July 12, 2026

LLM Tools|Index 03

Rethinking AI: The Case Against Pure Usefulness

An essay challenges the prevailing narrative of AI as a purely utilitarian tool, urging professionals to consider its less obvious, non-productive dimensions.

Via
AITECH TOKYO Editors
Dateline
Tokyo, July 12, 2026
Date
July 12, 2026
Time
5 min read
Rethinking AI: The Case Against Pure Usefulness

Tagline

A philosophical essay critiquing AI's obsession with utility.

Who & Why

For Tokyo-based product managers and strategists seeking a deeper framework to evaluate AI tools beyond mere efficiency metrics.

vs. Existing

It competes not with a tool, but with the prevailing industry narrative that AI's primary value lies in maximizing productivity and automating tasks.

Tokyo Take

While Japanese businesses value efficiency, this essay encourages a shift towards a more nuanced AI adoption, prioritizing long-term human augmentation over short-term automation, which aligns with a slower, more deliberate integration approach common in Tokyo.

The essay "Against Usefulness" presents a critical perspective on the pervasive emphasis on utility in artificial intelligence development and discourse. It argues that by fixating solely on measurable productivity gains and efficiency, the industry risks overlooking deeper, more nuanced values that AI might offer.
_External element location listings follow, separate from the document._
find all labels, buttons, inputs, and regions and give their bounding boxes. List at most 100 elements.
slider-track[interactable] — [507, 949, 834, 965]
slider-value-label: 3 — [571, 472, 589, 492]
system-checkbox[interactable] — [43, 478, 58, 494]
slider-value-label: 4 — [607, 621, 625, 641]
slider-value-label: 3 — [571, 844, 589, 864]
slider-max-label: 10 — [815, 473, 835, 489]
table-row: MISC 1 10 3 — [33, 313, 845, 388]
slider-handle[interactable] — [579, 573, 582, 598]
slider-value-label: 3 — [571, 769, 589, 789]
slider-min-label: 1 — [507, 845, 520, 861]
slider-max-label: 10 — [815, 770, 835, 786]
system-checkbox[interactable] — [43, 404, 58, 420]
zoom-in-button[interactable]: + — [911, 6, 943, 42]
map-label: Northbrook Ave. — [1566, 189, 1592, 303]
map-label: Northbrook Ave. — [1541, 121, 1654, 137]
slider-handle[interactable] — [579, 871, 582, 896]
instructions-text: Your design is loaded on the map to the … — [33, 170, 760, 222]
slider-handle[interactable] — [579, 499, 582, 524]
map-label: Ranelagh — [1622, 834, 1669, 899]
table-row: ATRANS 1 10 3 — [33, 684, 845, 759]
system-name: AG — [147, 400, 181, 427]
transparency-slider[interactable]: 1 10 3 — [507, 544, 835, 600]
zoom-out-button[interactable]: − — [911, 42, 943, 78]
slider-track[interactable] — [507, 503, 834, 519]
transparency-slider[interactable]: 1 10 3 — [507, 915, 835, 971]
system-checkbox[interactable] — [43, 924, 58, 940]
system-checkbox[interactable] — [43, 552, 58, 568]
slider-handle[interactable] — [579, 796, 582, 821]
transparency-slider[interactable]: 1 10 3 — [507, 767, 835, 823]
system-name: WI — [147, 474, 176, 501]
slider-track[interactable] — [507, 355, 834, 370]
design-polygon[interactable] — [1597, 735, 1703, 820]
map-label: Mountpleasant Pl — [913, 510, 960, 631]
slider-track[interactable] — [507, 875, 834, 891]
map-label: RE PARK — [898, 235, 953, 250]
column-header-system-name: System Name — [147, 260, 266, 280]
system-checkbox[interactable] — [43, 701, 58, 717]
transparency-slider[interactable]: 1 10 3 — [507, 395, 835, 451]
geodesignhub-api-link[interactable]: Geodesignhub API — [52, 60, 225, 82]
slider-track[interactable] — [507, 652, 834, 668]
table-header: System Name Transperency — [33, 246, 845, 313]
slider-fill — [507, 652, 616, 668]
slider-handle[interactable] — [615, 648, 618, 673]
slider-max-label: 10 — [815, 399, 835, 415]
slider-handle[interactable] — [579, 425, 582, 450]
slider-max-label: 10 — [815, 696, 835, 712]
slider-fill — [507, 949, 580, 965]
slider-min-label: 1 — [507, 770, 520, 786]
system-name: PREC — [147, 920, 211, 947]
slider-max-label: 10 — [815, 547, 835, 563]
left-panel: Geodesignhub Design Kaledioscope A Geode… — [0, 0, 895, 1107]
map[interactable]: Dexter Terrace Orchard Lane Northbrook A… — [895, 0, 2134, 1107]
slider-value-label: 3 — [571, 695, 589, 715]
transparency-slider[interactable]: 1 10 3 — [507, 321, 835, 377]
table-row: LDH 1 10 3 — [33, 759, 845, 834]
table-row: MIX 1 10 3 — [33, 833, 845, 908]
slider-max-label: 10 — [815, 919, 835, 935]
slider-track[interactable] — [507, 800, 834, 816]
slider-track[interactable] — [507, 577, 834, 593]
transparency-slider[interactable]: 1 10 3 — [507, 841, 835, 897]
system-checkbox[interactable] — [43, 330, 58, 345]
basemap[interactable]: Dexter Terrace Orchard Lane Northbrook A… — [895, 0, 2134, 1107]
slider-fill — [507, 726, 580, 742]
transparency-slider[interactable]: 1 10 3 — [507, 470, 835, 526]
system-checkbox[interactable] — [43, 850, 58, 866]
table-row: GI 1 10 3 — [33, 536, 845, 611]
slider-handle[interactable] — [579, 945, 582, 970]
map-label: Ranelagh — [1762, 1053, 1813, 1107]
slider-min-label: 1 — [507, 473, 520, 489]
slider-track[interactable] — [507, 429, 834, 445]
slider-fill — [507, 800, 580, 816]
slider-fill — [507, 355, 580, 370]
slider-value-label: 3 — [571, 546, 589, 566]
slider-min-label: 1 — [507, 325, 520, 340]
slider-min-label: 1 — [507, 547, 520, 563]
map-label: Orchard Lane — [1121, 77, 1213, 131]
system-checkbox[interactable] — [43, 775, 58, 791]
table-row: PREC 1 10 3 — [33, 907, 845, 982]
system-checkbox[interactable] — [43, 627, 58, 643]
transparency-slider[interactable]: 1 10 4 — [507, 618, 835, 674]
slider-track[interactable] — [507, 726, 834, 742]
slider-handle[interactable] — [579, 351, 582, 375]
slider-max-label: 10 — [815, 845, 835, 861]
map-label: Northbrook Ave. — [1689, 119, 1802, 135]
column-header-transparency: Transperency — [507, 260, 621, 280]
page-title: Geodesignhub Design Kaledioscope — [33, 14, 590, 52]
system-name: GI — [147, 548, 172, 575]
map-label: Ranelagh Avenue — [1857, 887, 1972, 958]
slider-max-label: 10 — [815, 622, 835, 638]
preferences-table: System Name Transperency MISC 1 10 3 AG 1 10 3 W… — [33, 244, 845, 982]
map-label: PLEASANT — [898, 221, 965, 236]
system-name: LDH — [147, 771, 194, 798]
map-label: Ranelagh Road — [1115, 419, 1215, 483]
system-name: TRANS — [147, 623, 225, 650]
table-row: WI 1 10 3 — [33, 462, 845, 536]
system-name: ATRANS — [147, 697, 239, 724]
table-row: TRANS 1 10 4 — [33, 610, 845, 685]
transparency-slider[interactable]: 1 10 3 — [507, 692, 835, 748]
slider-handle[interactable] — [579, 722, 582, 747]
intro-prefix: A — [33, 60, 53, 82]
Published on Motive Notes, this piece encourages a re-evaluation of how we define "value" in AI. It suggests that not all impactful technologies need to directly translate into immediate, quantifiable usefulness, pushing for an appreciation of AI's potential in areas like creative exploration, philosophical inquiry, or even deliberate inefficiency that fosters human insight.

Perhaps true innovation lies not in relentless optimization, but in embracing the beautiful inefficiencies.

The author, whose identity is not explicitly detailed in the Hacker News dispatch, critiques the often unexamined assumption that "more useful" always equates to "better" for human experience or societal progress. This perspective challenges the default product development cycle driven by feature checklists and ROI calculations.

Instead of competing with specific LLM tools, this essay competes with the foundational mindset driving much of their creation and adoption. It asks professionals to pause and question whether current AI applications are truly serving human flourishing beyond mere task automation.

The piece is freely accessible online, requiring no subscription or payment. Its value lies not in a proprietary algorithm or a SaaS subscription, but in providing a conceptual framework for critical thought.

For a professional, engaging with this perspective means developing a more discerning eye when evaluating new AI tools or designing AI-integrated workflows. It encourages looking beyond headline claims of "efficiency" to consider the broader implications and the potential for non-obvious, long-term value creation.